Going really wide wasn’t easy for me. On film I was a 28, 50, and 85 man. But when I began shooting shop interiors, a super wide angle lens became necessary to accompany my favourite 35mm (50 equivalent) lens. And because I tend to run from system to system, I needed something that could be adapted to anything. The 12mm f/5,6 UltraWide Heliar Voigtlander was the logical choice for my work.
NOTE: no image in this review was shot for commercial purposes. This is a personal opinion piece.
Focal Length: 12 mm
Aperture Ratio: 1:5.6
Smallest aperture: F22
Lens construction: 10 lenses in 8 groups
Picture angle: 121 degrees
Aperture blades: 9
Focus range: 0.5 m
Rangefinder coupling: ∞0.7m (depending on camera body)
Filter size: 67mm
Gewicht: 230g (including lenshood)
Gewicht: 230g (inklusive Sonnenblende)
Made in Japan
12 mm F5,6 UltraWide Heliar M-Bajonett 799€
why mate it to the X-Pro 1?
Firstly, I chose to use this lens on the X-Pro 1 (a camera I have have no qualms in maligning). Despite its manifold problems, it remains my favourite mirrorless camera for a number of reasons:
- the X-Pro 1 looks fab with the 12mm VM. Fab.
- thanks to its low-profile grip, even massive hands should stay out of the frame.
- despite the OVF being useless for all manual-focus lenses, it works for quick-and-dirty framing and centring. When the frame is too bright for the EVF, the OVF comes in very handy.
- a number of good close-focus helicoid adapters are available for the Fuji X mount. I jumped on one and have never looked back.
- the X-Pro 1 looks fab with any LTM/M lens. Fab.
While only 42,5mm long, this lens is wide, and rather heavy in comparison to its LTM forebear. That works both for and against it. Firstly, the wide integrated hood deters fingerprints and other muck adhering to the lens and acts as a grip to secure the lens when mounting and unmounting it. The lens goes from infinity to close focus in 90º. Focus speed is fast, but a small amount of wobble in the helicoids lowers accuracy when adapted to non-M cameras like the Fuji X-Pro 1. As this is a super wide lens, focus accuracy is less important than traditional focal lengths. Even on the APS-C X-Pro 1, the plane of focus is extremely deep.

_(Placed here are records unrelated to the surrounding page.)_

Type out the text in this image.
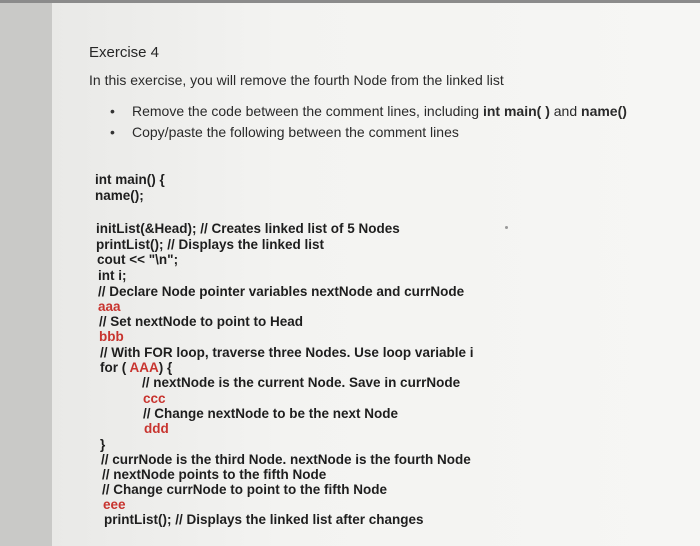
Exercise 4
In this exercise, you will remove the fourth Node from the linked list
• Remove the code between the comment lines, including int main( ) and name()
• Copy/paste the following between the comment lines
int main() {
name();
initList(&Head); // Creates linked list of 5 Nodes
printList(); // Displays the linked list
cout << "\n";
int i;
// Declare Node pointer variables nextNode and currNode
aaa
// Set nextNode to point to Head
bbb
// With FOR loop, traverse three Nodes. Use loop variable i
for ( AAA) {
// nextNode is the current Node. Save in currNode
ccc
// Change nextNode to be the next Node
ddd
}
// currNode is the third Node. nextNode is the fourth Node
// nextNode points to the fifth Node
// Change currNode to point to the fifth Node
eee
printList(); // Displays the linked list after changes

Still I can’t help but wish this lens was smaller and that its built-in hood was removable.
ohmage & porridge: kitsch and quality
Next to a specimen from Weitzler, the 12mm Voigtlander is thrown together. None of the precision which marks Zeiss or Leica lenses of the same vintage marks this lens. But it can’t be denied that the Voigt is solid- at least in comparison to today’s all-electronic lenses of plastic and composite. Its filter thread mount is second to none and its grip ridges are sharp and well-defined. Infinity stops dead on target. The metre scale is well-marked, though the less-used US scale is hard to see in poor light.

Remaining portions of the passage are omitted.